In Russia, more than 1,200 people with COVID-19 died every day throughout most of November and for several days in December, and the daily death toll remains over 1,100. Ukraine, which is recording hundreds of virus deaths a day, is emerging from its deadliest period of the pandemic.
Meanwhile, the mortality rate in Poland — while lower than it was in the spring — recently hit more than 500 deaths per day and still has not peaked. Intensive care units are full, and doctors report that more children require hospitalization, including some who went through COVID-19 without symptoms but then suffered strokes.
The situation has created a dilemma for Poland’s government, which has urged citizens to get vaccinated but clearly worries about alienating voters who oppose vaccine mandates or any restrictions on economic life.
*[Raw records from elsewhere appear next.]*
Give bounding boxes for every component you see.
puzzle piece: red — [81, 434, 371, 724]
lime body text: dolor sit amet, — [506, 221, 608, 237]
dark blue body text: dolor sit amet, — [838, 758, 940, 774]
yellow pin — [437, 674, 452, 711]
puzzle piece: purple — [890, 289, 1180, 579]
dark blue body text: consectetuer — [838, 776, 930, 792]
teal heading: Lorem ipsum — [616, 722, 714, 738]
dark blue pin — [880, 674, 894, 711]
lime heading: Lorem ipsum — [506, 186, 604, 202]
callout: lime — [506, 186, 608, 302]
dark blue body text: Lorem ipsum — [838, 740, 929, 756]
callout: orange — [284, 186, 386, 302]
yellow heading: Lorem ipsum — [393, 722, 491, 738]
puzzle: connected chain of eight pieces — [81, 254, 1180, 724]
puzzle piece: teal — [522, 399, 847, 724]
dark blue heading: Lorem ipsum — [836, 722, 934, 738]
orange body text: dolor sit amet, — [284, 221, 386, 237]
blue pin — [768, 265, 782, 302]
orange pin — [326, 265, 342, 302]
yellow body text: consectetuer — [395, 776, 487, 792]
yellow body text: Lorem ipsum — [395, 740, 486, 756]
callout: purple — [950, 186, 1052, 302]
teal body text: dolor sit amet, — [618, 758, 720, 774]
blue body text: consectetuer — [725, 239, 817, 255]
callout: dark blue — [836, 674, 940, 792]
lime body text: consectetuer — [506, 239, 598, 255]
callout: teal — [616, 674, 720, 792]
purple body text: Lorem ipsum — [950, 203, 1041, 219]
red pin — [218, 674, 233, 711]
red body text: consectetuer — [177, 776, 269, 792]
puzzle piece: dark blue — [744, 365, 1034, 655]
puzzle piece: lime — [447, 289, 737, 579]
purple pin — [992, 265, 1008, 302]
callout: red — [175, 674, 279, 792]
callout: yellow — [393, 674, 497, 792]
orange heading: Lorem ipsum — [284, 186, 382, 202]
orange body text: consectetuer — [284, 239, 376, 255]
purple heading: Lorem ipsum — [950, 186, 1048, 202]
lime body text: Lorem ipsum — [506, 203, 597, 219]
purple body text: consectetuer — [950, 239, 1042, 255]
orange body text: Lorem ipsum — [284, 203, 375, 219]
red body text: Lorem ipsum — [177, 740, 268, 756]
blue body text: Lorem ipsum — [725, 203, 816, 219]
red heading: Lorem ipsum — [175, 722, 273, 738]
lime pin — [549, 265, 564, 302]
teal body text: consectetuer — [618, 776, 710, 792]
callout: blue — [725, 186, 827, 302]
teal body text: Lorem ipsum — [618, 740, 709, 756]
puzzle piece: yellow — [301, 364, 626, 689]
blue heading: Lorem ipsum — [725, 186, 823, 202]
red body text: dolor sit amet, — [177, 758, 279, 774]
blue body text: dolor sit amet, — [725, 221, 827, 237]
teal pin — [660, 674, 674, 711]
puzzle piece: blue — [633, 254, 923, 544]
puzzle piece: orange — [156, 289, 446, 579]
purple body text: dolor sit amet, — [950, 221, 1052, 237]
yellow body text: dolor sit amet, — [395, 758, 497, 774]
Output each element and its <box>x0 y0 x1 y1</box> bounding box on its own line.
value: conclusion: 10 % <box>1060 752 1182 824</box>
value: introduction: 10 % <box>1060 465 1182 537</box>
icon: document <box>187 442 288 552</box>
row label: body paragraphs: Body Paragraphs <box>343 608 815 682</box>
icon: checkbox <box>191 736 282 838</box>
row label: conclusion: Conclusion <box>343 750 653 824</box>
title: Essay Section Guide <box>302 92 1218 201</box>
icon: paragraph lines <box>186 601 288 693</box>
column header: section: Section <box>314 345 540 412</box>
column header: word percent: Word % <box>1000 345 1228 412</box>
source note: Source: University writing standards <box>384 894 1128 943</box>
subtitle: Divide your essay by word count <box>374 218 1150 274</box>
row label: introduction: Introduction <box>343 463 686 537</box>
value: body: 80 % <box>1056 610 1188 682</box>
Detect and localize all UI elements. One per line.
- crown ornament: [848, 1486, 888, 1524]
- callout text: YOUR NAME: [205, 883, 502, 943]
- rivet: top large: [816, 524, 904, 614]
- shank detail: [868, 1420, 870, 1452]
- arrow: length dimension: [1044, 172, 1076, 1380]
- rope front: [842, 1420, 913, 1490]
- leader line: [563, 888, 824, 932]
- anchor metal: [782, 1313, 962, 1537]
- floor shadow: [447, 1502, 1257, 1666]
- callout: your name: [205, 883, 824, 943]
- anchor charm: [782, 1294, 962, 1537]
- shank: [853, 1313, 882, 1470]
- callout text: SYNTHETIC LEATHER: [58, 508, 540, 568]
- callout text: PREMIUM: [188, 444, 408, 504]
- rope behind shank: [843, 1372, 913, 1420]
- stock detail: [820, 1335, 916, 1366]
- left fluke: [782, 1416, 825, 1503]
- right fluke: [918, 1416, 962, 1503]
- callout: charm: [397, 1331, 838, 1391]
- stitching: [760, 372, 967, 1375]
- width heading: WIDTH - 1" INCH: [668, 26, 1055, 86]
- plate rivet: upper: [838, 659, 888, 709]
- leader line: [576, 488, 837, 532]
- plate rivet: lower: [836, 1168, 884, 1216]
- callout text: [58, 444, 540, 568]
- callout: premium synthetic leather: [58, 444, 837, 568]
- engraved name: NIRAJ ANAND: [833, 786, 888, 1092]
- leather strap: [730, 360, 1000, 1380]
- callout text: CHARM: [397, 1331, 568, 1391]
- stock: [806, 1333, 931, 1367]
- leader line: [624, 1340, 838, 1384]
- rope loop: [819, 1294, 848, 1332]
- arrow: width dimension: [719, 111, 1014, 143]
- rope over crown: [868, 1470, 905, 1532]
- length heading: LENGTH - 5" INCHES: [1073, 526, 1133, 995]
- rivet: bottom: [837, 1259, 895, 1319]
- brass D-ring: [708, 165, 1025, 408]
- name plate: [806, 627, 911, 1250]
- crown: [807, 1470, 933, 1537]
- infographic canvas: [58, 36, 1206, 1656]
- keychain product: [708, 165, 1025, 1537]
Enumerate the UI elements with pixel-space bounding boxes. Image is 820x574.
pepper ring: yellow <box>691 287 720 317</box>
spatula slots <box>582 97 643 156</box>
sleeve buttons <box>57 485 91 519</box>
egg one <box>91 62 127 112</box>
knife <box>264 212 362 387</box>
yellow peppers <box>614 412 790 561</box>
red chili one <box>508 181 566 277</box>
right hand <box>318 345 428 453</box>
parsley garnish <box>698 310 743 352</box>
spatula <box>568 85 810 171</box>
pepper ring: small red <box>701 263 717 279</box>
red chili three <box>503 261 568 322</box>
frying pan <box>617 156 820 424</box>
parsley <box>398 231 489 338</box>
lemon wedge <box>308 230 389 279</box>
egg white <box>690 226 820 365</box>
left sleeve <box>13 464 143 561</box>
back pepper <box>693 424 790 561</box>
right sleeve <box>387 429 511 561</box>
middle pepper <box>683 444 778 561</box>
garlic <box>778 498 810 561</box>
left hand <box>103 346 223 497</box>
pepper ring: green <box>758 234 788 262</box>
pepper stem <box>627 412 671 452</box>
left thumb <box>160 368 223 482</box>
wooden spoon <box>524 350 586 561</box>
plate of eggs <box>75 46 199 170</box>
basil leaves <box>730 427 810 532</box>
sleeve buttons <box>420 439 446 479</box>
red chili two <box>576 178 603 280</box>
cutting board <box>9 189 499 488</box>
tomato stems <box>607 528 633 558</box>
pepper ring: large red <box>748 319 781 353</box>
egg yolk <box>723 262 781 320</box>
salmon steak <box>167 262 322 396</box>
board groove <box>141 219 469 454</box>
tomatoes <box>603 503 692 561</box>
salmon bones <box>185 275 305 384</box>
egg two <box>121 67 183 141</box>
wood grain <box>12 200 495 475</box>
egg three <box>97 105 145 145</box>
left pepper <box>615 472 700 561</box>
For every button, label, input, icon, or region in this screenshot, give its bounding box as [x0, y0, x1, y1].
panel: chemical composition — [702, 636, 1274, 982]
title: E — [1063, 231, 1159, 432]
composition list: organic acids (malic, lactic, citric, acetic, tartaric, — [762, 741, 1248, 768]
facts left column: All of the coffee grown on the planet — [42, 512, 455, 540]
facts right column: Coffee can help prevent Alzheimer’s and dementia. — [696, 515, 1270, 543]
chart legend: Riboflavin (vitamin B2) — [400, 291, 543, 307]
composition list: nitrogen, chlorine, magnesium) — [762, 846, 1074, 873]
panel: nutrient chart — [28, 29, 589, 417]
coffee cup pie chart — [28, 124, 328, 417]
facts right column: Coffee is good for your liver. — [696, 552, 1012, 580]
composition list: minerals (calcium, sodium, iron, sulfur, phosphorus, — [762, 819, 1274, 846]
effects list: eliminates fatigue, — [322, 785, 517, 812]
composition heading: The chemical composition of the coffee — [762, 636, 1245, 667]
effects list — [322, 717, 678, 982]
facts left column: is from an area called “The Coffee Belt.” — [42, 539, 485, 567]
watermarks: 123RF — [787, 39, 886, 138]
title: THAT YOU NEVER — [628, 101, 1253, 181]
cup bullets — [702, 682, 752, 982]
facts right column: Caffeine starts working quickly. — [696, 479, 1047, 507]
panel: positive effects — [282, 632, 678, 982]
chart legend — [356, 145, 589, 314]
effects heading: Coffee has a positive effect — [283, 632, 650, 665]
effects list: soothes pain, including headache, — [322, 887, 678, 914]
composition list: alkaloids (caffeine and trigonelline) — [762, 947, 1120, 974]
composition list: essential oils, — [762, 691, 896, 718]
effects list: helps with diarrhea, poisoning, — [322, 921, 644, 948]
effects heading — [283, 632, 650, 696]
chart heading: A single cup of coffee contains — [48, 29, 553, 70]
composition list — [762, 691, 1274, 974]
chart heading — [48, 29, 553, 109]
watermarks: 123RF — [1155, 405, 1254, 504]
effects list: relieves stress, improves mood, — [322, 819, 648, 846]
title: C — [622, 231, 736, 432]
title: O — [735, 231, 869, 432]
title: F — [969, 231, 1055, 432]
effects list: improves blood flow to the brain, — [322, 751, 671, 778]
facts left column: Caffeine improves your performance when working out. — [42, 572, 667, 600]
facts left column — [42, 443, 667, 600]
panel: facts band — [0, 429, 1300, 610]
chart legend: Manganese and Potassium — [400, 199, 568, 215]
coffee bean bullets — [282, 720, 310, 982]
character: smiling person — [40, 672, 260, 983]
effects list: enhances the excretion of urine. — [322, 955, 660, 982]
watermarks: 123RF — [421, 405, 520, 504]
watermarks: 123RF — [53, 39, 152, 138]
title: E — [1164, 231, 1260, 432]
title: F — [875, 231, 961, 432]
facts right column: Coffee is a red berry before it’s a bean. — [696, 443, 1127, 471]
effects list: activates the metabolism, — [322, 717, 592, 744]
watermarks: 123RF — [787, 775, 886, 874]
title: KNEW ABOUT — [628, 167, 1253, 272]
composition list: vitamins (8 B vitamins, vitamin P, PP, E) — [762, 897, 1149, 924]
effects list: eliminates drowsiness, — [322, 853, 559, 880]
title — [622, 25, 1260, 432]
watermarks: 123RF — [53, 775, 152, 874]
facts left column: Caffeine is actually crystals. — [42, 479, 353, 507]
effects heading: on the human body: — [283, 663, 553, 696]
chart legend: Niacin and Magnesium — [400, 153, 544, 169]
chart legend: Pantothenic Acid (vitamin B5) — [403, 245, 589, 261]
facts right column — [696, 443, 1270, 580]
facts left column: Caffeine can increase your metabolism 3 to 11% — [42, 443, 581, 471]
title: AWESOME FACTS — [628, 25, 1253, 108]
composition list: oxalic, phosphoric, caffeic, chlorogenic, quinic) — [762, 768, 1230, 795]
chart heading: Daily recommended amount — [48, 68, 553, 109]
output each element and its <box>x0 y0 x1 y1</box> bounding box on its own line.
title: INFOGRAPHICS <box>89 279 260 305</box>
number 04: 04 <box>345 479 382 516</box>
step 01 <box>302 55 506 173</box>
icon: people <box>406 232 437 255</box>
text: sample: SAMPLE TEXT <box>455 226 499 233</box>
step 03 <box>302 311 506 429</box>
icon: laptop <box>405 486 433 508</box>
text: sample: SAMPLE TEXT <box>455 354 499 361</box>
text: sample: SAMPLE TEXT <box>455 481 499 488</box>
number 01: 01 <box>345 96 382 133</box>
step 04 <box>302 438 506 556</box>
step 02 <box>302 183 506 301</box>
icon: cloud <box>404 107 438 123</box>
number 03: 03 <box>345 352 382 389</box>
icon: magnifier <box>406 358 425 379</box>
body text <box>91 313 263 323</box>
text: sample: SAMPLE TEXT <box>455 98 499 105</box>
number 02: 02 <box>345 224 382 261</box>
In the Americas, the number of Americans fully vaccinated against COVID-19 reached 200 million Wednesday amid a dispiriting holiday-season spike in cases and hospitalizations that has hit even New England, one of the most highly inoculated corners of the country.
Brazil will require that unvaccinated travellers entering the country go on a five-day quarantine followed by a COVID-19 test, after its president said he opposed the use of a vaccine passport.
In Africa, South Africa reported nearly 20,000 new COVID-19 cases Wednesday, a record since the omicron variant was detected, and 36 new COVID-related deaths. It was not immediately clear how many of the infections were caused by omicron, given only a fraction of samples are sequenced, but experts believe it’s driving South Africa’s fourth wave of infections.
A weekly epidemiological report published Tuesday by WHO said that in the Middle East, the most cases reported last week were in:
- Jordan, with 32,108 reported cases.
- Iran, with 26,255 reported cases.
- Lebanon, with 10,406 reported cases.
In the Asia-Pacific region, South Korea will consider expanding home treatment of COVID-19 patients, as both new daily infections and severe cases hit record highs, putting hospital capacity under strain.
-From Reuters, The Associated Press and CBC News, last updated at 4:05 p.m. ET
U.S. Senator asks FTC to probe Facebook’s ad practices
U.S. Senator Maria Cantwell on Wednesday asked the Federal Trade Commission to investigate whether Meta Platforms’ Facebook misled its advertising customers and the public about the reach of its advertisements, according to a letter to FTC Chair Lina Khan.
“I urge the FTC to immediately commence an investigation into Facebook’s representations with respect to brand safety, Potential Reach, and similar metrics with respect to its advertising business and, if that investigation reveals that the company has in fact violated the law, to pursue all available sanctions as appropriate,” the letter said.